JANUARY 30, 2004
VOLUME 1, NO 2
 

Smoking and breast cancer:
an uncertain link

Alcohol could be the spoiler in this massive study

There aren't many diseases for which smoking is not yet a proven risk factor, but breast cancer is one of them. Some previous research has even suggested a small protective effect from tobacco. But women who smoke may breathe a little less easily if they read the results of a large prospective study from California, which found that smoking increases the risk of breast cancer by 32%.

The study, led by the California Department of Health Services, is published in the Journal of the National Cancer Institute. It analysed data from 116,544 female members of the California Teachers Study cohort, none of whom had a breast cancer diagnosis at the study's outset in 1995. Over the next five years, 2005 of these women developed breast cancer.

The rate among women who were current smokers was 32% higher than among those who had never smoked. Heavy smokers, women who started smoking before the age of 20, and those who started at least five years before their first pregnancy appeared to be most at risk. The authors speculate that prior smoking may diminish the known protective effect of breastfeeding.

There's no obvious biological mechanism to explain how smoking could provoke breast cancer, but it is possible that toxins produced by tobacco smoke are stored in the fatty tissues of the breast. If so, the damage does not appear to be irreversible. The data showed no significant elevation of breast cancer risk in former smokers.

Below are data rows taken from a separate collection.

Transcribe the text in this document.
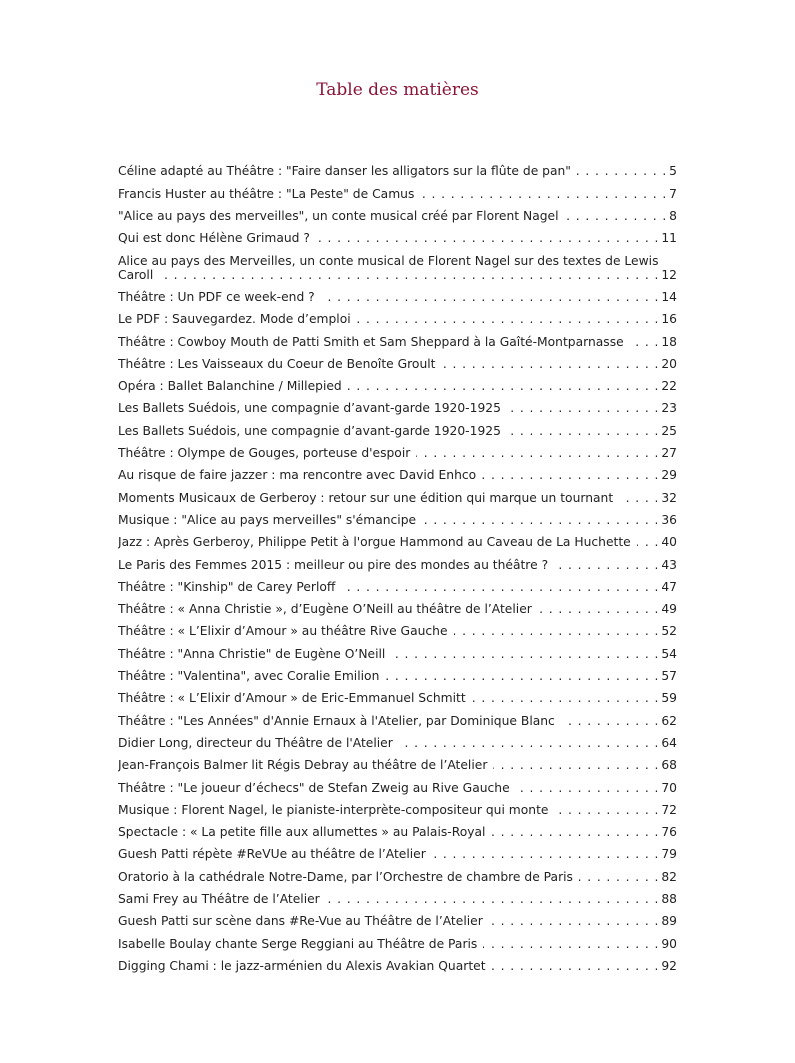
Table des matières
Céline adapté au Théâtre : "Faire danser les alligators sur la flûte de pan" . . .	5
Francis Huster au théâtre : "La Peste" de Camus . . .	7
"Alice au pays des merveilles", un conte musical créé par Florent Nagel . . .	8
Qui est donc Hélène Grimaud ? . . .	11
Alice au pays des Merveilles, un conte musical de Florent Nagel sur des textes de Lewis Caroll . . .	12
Théâtre : Un PDF ce week-end ? . . .	14
Le PDF : Sauvegardez. Mode d’emploi . . .	16
Théâtre : Cowboy Mouth de Patti Smith et Sam Sheppard à la Gaîté-Montparnasse . . .	18
Théâtre : Les Vaisseaux du Coeur de Benoîte Groult . . .	20
Opéra : Ballet Balanchine / Millepied . . .	22
Les Ballets Suédois, une compagnie d’avant-garde 1920-1925 . . .	23
Les Ballets Suédois, une compagnie d’avant-garde 1920-1925 . . .	25
Théâtre : Olympe de Gouges, porteuse d'espoir . . .	27
Au risque de faire jazzer : ma rencontre avec David Enhco . . .	29
Moments Musicaux de Gerberoy : retour sur une édition qui marque un tournant . . .	32
Musique : "Alice au pays merveilles" s'émancipe . . .	36
Jazz : Après Gerberoy, Philippe Petit à l'orgue Hammond au Caveau de La Huchette . . .	40
Le Paris des Femmes 2015 : meilleur ou pire des mondes au théâtre ? . . .	43
Théâtre : "Kinship" de Carey Perloff . . .	47
Théâtre : « Anna Christie », d’Eugène O’Neill au théâtre de l’Atelier . . .	49
Théâtre : « L’Elixir d’Amour » au théâtre Rive Gauche . . .	52
Théâtre : "Anna Christie" de Eugène O’Neill . . .	54
Théâtre : "Valentina", avec Coralie Emilion . . .	57
Théâtre : « L’Elixir d’Amour » de Eric-Emmanuel Schmitt . . .	59
Théâtre : "Les Années" d'Annie Ernaux à l'Atelier, par Dominique Blanc . . .	62
Didier Long, directeur du Théâtre de l'Atelier . . .	64
Jean-François Balmer lit Régis Debray au théâtre de l’Atelier . . .	68
Théâtre : "Le joueur d’échecs" de Stefan Zweig au Rive Gauche . . .	70
Musique : Florent Nagel, le pianiste-interprète-compositeur qui monte . . .	72
Spectacle : « La petite fille aux allumettes » au Palais-Royal . . .	76
Guesh Patti répète #ReVUe au théâtre de l’Atelier . . .	79
Oratorio à la cathédrale Notre-Dame, par l’Orchestre de chambre de Paris . . .	82
Sami Frey au Théâtre de l’Atelier . . .	88
Guesh Patti sur scène dans #Re-Vue au Théâtre de l’Atelier . . .	89
Isabelle Boulay chante Serge Reggiani au Théâtre de Paris . . .	90
Digging Chami : le jazz-arménien du Alexis Avakian Quartet . . .	92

The researchers also looked for an effect among non-smokers who listed themselves as being exposed to household passive smoking, but they found no significant difference between this group and those who considered themselves completely smoke-free. In fact never-smokers who were exposed to passive smoke were fractionally less likely to develop the disease than those who were not exposed.

With over 116,000 participants, the study has plenty of brute statistical power, but it's received a lukewarm reception from many experts, who say it fails to control for a crucial confounding factor, namely, the heavier drinking typically observed in smokers.

Cancer Research UK, the organization formed in 2002 from the amalgamation of Britain's biggest cancer charities, conducted a meta-analysis a year ago of 53 international breast cancer studies. They deliberately set out to separate the effects of alcohol and tobacco.

Sir Richard Doll, the man who first postulated a link between smoking and cancer in a famous 1950 paper, was a co-author of this research, published in the British Journal of Cancer. He said: "For the first time we have undertaken a study large enough and detailed enough to look at the separate effects of tobacco and alcohol reliably. When we did this we found that drinking, but not smoking, increases the risk of breast cancer."

Professor Valerie Beral, of Cancer Research UK, said: "Smokers tend to drink more alcohol than non-smokers, the risk of breast cancer is clearly related to alcohol consumption, and the analyses of the association between breast cancer and smoking among women who drink are inextricably confounded by the effect of alcohol. Analyses restricted to non-drinkers avoid confounding by alcohol and show no increase in the risk of breast cancer among smokers." She cautioned, however, that even if the breast cancer link is a red herring, smoking can still be blamed for one-third of all cancers.